The decline of the plaques in the brain were “robust and unquestionable” as one Lancet Neurology paper puts it, but the clinical findings were more modest – it wasn’t clear exactly how much people’s cognitive ability benefitted from the treatment.
These early trials eventually led the FDA to allow the drug to skip phase 2 clinical trials, which are designed to identify dosages of the drug, and proceed directly to phase 3 clinical trials. This move was criticized by some physicians.
Those phase 3 clinical trials, called ENGAGE and EMERGE, have become the center of tension. Both trials tested monthly intravenous injections of the drug on about 1600 patients with early Alzheimer’s. In 2019, both trials were halted because the drug didn’t appear to be slowing cognitive decline, the primary endpoint of the trials.

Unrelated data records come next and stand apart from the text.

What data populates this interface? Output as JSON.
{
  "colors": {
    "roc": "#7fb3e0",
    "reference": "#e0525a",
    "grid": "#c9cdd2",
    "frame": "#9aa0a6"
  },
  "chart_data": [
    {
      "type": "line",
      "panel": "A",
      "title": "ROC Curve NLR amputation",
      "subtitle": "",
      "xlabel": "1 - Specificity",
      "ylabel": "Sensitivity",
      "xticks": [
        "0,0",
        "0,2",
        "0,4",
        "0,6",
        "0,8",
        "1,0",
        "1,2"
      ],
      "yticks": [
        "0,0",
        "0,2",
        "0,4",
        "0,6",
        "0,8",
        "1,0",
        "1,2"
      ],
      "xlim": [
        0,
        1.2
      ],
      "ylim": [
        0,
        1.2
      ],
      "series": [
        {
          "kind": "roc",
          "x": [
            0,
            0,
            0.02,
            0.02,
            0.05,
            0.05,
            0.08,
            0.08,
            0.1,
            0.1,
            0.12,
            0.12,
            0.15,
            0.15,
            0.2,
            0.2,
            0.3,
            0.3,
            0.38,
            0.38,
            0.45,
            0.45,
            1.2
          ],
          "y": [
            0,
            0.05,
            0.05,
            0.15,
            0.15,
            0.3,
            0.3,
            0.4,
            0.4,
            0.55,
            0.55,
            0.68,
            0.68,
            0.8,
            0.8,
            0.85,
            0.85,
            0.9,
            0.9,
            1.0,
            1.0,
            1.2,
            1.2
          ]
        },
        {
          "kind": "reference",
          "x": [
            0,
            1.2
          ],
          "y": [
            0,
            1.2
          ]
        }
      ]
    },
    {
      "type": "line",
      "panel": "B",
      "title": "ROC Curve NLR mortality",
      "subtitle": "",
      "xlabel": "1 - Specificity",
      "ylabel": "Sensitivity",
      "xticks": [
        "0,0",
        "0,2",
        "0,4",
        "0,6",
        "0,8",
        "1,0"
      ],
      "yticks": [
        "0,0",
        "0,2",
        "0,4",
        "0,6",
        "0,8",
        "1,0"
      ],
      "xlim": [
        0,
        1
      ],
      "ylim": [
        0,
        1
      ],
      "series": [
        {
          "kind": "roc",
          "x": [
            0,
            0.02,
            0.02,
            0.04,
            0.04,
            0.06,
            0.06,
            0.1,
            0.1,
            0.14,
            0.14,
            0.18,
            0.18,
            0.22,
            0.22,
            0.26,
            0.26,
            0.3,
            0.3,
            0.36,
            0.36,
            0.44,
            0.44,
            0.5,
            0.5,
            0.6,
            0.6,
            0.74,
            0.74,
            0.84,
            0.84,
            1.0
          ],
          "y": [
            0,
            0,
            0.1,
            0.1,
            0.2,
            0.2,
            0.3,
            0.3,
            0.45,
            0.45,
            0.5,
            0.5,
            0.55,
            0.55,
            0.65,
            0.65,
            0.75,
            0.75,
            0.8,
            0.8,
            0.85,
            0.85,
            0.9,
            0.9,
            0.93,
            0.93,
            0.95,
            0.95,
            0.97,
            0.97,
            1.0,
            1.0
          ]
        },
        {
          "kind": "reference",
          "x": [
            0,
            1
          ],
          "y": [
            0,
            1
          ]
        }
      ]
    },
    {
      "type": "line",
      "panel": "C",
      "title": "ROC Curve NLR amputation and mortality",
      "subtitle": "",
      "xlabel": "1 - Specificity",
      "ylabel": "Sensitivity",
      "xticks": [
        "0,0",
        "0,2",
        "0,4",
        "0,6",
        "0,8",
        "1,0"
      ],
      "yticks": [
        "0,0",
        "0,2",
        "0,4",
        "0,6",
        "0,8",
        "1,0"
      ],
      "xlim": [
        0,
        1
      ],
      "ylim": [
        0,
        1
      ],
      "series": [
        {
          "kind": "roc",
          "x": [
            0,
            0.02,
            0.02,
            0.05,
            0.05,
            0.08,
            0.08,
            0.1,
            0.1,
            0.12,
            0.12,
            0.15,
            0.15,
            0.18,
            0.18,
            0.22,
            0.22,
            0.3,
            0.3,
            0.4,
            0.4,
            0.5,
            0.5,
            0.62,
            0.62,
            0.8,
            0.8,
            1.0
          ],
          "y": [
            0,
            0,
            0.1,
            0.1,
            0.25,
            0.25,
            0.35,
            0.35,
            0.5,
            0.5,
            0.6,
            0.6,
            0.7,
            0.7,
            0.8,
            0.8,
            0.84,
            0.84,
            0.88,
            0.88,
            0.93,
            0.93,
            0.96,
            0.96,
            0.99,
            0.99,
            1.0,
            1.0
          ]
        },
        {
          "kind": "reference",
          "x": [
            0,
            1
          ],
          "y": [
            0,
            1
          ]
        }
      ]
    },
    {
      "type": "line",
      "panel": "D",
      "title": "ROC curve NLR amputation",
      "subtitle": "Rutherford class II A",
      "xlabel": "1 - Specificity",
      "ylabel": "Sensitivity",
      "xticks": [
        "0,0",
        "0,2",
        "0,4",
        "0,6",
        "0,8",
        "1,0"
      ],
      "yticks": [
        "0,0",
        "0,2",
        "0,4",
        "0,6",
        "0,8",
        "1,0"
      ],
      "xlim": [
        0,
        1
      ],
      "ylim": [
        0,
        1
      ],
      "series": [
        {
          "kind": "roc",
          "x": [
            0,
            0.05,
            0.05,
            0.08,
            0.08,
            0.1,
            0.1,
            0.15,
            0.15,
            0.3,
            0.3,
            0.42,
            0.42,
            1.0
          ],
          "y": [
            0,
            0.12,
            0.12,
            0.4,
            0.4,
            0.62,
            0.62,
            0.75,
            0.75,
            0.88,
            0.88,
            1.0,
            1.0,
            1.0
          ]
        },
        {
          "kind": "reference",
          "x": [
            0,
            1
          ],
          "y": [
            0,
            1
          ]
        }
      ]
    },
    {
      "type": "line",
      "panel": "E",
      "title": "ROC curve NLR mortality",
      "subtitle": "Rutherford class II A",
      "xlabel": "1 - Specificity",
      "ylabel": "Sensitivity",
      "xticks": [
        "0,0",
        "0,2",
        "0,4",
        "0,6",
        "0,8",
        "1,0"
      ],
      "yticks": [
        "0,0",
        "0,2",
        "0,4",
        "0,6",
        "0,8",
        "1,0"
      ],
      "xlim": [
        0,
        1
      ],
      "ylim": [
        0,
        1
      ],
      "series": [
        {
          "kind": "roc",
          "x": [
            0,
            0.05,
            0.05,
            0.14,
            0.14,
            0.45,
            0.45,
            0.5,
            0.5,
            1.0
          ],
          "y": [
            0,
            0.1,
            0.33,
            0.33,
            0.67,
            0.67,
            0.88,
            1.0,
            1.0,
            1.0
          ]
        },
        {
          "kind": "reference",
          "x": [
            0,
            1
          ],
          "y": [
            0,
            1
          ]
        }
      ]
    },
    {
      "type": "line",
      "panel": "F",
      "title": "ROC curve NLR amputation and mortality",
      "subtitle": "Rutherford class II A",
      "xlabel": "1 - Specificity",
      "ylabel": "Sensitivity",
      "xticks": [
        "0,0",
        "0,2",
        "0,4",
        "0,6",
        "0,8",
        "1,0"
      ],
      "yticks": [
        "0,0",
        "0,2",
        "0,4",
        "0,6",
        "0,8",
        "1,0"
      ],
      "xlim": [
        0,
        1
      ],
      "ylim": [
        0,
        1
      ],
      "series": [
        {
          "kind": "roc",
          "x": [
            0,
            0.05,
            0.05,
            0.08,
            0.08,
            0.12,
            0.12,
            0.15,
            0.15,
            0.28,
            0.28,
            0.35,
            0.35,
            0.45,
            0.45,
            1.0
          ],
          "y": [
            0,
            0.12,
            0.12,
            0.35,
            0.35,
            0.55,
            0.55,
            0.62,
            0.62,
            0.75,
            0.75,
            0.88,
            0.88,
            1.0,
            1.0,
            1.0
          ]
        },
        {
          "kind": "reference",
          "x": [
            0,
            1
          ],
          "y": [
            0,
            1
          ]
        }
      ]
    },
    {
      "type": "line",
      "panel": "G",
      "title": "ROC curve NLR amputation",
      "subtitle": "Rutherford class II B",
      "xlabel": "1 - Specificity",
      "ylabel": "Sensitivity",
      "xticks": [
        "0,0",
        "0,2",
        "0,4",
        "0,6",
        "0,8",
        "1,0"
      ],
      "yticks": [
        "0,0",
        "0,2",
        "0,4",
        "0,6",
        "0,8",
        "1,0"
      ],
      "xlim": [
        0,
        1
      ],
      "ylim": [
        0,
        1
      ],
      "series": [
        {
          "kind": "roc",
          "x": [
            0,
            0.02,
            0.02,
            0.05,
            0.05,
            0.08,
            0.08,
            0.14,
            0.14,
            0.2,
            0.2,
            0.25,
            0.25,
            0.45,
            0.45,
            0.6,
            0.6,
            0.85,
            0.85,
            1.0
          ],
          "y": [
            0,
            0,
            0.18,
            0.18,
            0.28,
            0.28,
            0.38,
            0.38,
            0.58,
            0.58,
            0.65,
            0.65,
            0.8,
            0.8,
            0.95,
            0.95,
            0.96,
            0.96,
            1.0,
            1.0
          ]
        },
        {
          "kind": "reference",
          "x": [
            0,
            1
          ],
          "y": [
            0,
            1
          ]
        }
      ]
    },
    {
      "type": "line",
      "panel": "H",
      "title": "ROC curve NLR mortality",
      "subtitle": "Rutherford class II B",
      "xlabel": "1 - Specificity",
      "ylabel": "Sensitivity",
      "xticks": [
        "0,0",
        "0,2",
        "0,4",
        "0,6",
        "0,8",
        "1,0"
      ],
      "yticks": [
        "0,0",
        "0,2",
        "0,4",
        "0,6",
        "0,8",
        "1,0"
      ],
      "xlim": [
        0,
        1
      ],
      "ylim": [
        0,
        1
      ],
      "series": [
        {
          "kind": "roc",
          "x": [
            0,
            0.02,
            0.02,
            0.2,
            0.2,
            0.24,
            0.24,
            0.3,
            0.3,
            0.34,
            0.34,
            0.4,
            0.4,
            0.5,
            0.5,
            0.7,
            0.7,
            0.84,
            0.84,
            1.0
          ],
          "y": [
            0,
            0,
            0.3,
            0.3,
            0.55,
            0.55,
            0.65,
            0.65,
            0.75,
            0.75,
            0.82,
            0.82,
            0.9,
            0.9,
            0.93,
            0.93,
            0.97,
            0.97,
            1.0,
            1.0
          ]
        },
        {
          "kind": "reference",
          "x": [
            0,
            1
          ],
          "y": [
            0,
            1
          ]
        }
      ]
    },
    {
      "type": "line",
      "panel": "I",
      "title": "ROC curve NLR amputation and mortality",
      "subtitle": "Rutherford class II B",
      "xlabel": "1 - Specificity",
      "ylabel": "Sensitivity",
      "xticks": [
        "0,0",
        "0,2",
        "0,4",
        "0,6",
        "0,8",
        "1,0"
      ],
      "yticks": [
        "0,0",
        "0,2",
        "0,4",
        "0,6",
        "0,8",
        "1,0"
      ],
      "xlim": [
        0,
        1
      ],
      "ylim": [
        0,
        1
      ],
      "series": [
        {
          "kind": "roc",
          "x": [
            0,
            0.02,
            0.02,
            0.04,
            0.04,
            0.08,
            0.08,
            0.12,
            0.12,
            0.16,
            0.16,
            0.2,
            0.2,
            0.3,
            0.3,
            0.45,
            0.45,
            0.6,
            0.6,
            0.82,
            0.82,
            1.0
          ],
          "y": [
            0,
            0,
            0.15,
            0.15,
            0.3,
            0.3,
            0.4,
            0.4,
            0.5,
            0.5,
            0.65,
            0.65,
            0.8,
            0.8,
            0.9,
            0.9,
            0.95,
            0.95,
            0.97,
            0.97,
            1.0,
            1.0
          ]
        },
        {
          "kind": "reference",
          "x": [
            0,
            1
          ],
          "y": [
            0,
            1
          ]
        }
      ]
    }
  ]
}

Additional data analyzed in late 2019 from the EMERGE trial suggested that the drug was linked with a 23 percent less cognitive decline, compared to a placebo. There were side effects: namely swelling and inflammation of the brain. This was seen in about 40 percent of Phase 3 trial participants, though most were symptomatic and most of those with symptoms (headache, nausea, visual disturbances) resolved after 4-16 weeks.

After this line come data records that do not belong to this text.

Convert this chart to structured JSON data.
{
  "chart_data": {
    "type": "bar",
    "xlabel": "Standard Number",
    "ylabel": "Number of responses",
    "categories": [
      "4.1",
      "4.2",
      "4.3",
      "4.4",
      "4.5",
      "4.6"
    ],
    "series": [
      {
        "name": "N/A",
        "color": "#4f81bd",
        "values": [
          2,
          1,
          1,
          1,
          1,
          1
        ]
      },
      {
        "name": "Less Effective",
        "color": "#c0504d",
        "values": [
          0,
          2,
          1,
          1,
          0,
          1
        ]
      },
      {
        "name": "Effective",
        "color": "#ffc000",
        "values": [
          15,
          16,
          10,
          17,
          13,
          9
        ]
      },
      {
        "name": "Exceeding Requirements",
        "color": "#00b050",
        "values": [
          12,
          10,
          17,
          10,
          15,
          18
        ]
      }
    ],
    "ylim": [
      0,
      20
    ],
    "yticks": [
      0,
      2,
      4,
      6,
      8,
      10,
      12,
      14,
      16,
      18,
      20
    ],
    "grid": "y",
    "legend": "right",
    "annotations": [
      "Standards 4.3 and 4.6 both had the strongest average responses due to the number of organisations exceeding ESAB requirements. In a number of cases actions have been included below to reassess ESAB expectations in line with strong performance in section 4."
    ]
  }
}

Still, even the new data wasn’t enough to convince an independent FDA advisory committee, who, in November 2020 did not endorse approval of the drug.
On Monday, The FDA, argued that the drug’s effects on beta-amyloid plaques were strong enough to suggest that benefit outweighed the risk. Critically, the FDA did not comment on the strength of clinical outcomes – in short, the agency is basing this approval on the drug’s ability to address beta-amyloid plaques, not how well each patient cognitive function responds to the drug. The followup study will need to address that outcome directly.

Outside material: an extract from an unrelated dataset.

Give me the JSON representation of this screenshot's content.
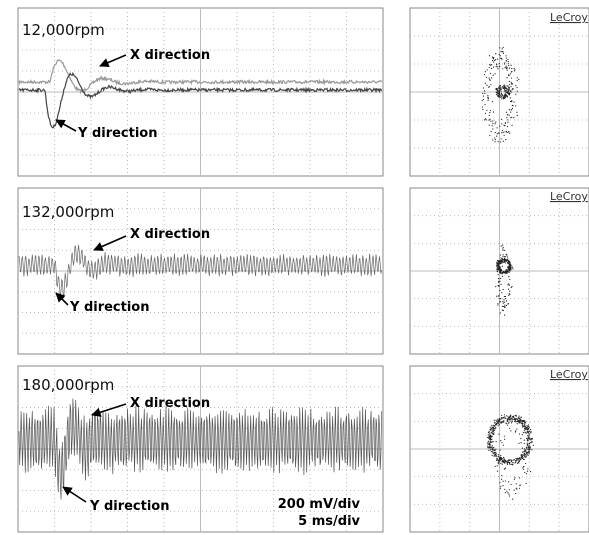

Still, about 6 million people have Alzheimer’s in the US, and patient organizations have rallied in response to this drug. The Alzheimer’s Association has hailed the drug as a “victory for people living with Alzheimer’s.”
Ahead of the FDA’s decision on Monday, it was clear that, should aducanumab be approved, it would soon become a “blockbuster drug.” The financial picture around the drug seems to support that idea.
Trading of Biogen shares were initially halted, but have since jumped 40 percent today, following the announcement. Shares of Eisai Co. Ltd, a Japanese company working with Biogen jumped over 46 percent in the first three hours following the FDA’s approval.
Certainly, Biogen was banking on this approval as a long-term strategy. In an April 2021, earnings presentation, the company estimated that there were 600 sites ready to launch the treatment post-approval. Biogen has also submitted marketing authorization applications for aducanumab in Brazil, Canada, Switzerland and Australia. On June 7, the company announced that a year’s supply of the drug would cost $56,000.
In the wider world of Alzheimer’s drugs, it’s possible other companies may see this approval as proof-of-concept for other drugs targeting beta amyloid plaques.
In an editorial that accompanied the 2016 Nature paper on aducanumab, Eric Reiman, executive director of Banner Alzheimer’s Institute, argued that scientific confirmation that beta-amyloid-targeted treatment slows cognitive decline would be a “game changer.” The aducanumab trials have been likened to a test of this idea. Speaking to The Financial Times, Howard Filit, founding executive director of the Alzheimer’s Drug Discovery Foundation, called aducanumab “the first rigorous test of the beta-amyloid hypothesis.”
In that sense, conditional approval may indicate that the FDA is sympathetic to this form of Alzheimer’s treatment.
There’s at least one more beta-amyloid targeted drug from a major drugmaker (Eli Lilly) clinical trials. We may see some more of them emerge soon, provided that Biogen’s confirmatory study of aducanumab doesn’t prompt the FDA to withdraw approval.